Elsevier

Applied Soft Computing

Volume 111, November 2021, 107626
Applied Soft Computing

Face inpainting based on GAN by facial prediction and fusion as guidance information

https://doi.org/10.1016/j.asoc.2021.107626Get rights and content

Highlights

  • FIFPNet predicts and fuses face semantic information to complete face inpainting.

  • we use a discriminator instead of KL loss to enhances its learning ability in VAE.

  • Guidance information can enhance the robustness of the generators in FIFPNet.

Abstract

Face inpainting, a special case of image inpainting, aims to complete the occluded facial regions with unconstrained pose and orientation. However, existing methods generate unsatisfying results with easily detectable flaws. There are often fuzzy boundaries and details near the holes. Especially, for face inpainting, the face region semantic information (face structure, contour, and content information) has not been fully utilized, which leads to unnatural face images, such as asymmetry eyebrow and different sizes of eyes. This is unrealistic in many practical applications. To solve the problems, a new generative adversarial network by facial prediction and fusion as guidance information, is proposed for large missing regions of face inpainting. In the proposed method, two stages are adopted to complete coarse inpainting and refinement of the face. In Stage-I, we combine generator with a new encoder–decoder network with variational autoencoder-based backbone to predict the face region semantic information (including face structure, contour and content information) and do facial fusion for face inpainting. This could fully explore face region semantic information and generate coordinated coarse face images. Stage-II builds upon Stage-I results to refine face image. Both global and patch discriminators are used to synthesize high-quality photo-realistic inpainting. Experimental results on both CelebA and CelebA-HQ datasets demonstrate the effectiveness and efficiency of our method.

Introduction

Image inpainting aims to fill in the missing part of an image with visually plausible contents. Recent advances in deep generative models have shown promising potential [1], [2], [3], [4], [5]. Barnes et al. [1] utilized the continuity of images to reduce the search scopes of patch similarity and introduced a fast nearest-neighbor field algorithm called PatchMatch (PM) for image editing applications. Iizuka et al. [2] used both local discriminator and global discriminator (GLCIC) to work on the missing area and the overall image respectively. Yu et al. [3] proposed two-stage generative image inpainting with contextual attention (CA) to refine low-resolution images generated by stage one. Zheng et al. [4] proposed a pluralistic image completion network (PICNet) with a reconstructive path and a generative path to creating multiple plausible results. Zeng et al. [5] used a pyramid-context encoder network (PEN) to complete image inpainting. Liu et al. [6] designed coherent semantic attention (CSA) to complete image inpainting by correcting the similarity between inpainting region and neighborhood. Yu et al. [7] proposed region normalization (RN) to repair the missing areas. Based on these frameworks, there is a growing body of work on image inpainting, such as [8] and [9].

However, existing methods seriously slow down performance or generate unsatisfying results with easily detectable flaws.
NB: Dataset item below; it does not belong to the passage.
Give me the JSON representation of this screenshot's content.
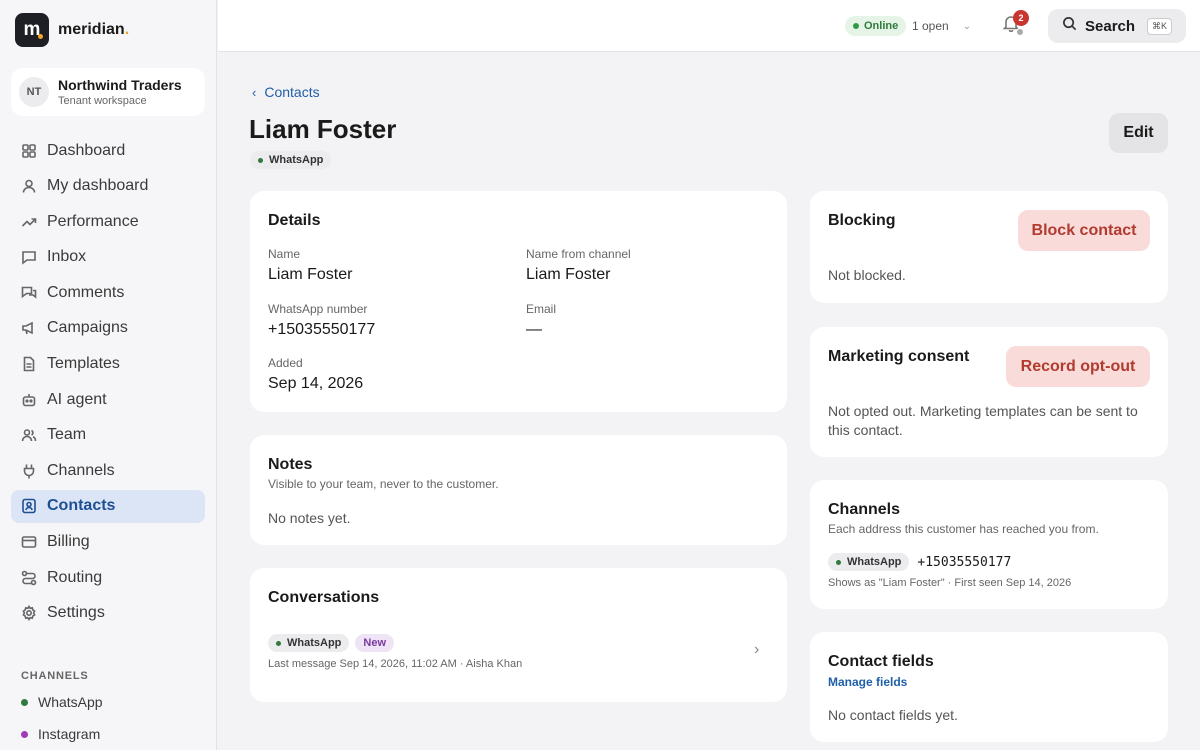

Moreover, there is often perceivable discontinuity near the holes and requires further post-processing to refine the results. Especially, for face inpainting, the face region semantic information (face structure, contour, and content information) has not been fully explored, which leads to unnatural face images, such as asymmetry eyebrows and different sizes of eyes. This is unrealistic in many practical applications. Unlike a conventional image inpainting method, face inpainting requires content, contour, and structure information about the target object for realistic outputs. While these general image inpainting methods did not consider these special particularities of the human face and did not fully explore and utilize the information contained in the face. This would lead to unnatural and fuzzy face images. Consequently, face inpainting remains a challenging problem.

Furthermore, only few papers are dedicated to face inpainting task [10], [11]. They generally incorporate simple face features into the generator for human face completion. However, the advantage of face region semantic information has not been fully explored and utilized, which also leads to unnatural face images, especially for the corrupted face image with large holes. In this paper, we focus on a large missing face inpainting model. There remain three key difficulties in large missing face completion. First, for the corrupted face image with large holes, it is inadvisable to complete the missing facial region according to other facial regions. Because a large missing area with square mask is more difficult to complete than that with an irregular mask or small square mask such that some image inpainting methods generally inpaint cropped images with irregular and small square masks. The main reason is that the receptive field of the convolution kernel is square, and the convolution kernel cannot capture any information once it reaches the big square missing region. While for the irregular or small mask, the convolution kernel can catch useful information in the receptive field from the background or the missing region. Second, the content of the missing area is very different from the content of the background area such that it is very difficult to generate the natural and harmonious face from the background image. For example, some image inpainting methods use the attention idea to find similar blocks from the background to repair the missing area. While similarity matching between each missing block of each image with the surrounding background block would take a long time to train and easily generate distorted facial features. Third, large missing face information completion should focus on reconstructing facial parts with natural and harmonious features instead of focusing on generating a better restoration. Therefore, face inpainting remains a challenging problem as it requires generating semantically new pixels for the missing key components with consistency on structures and appearance. How to improve the adaptability of the repairing network and the correctness of repairing results still requires further studies.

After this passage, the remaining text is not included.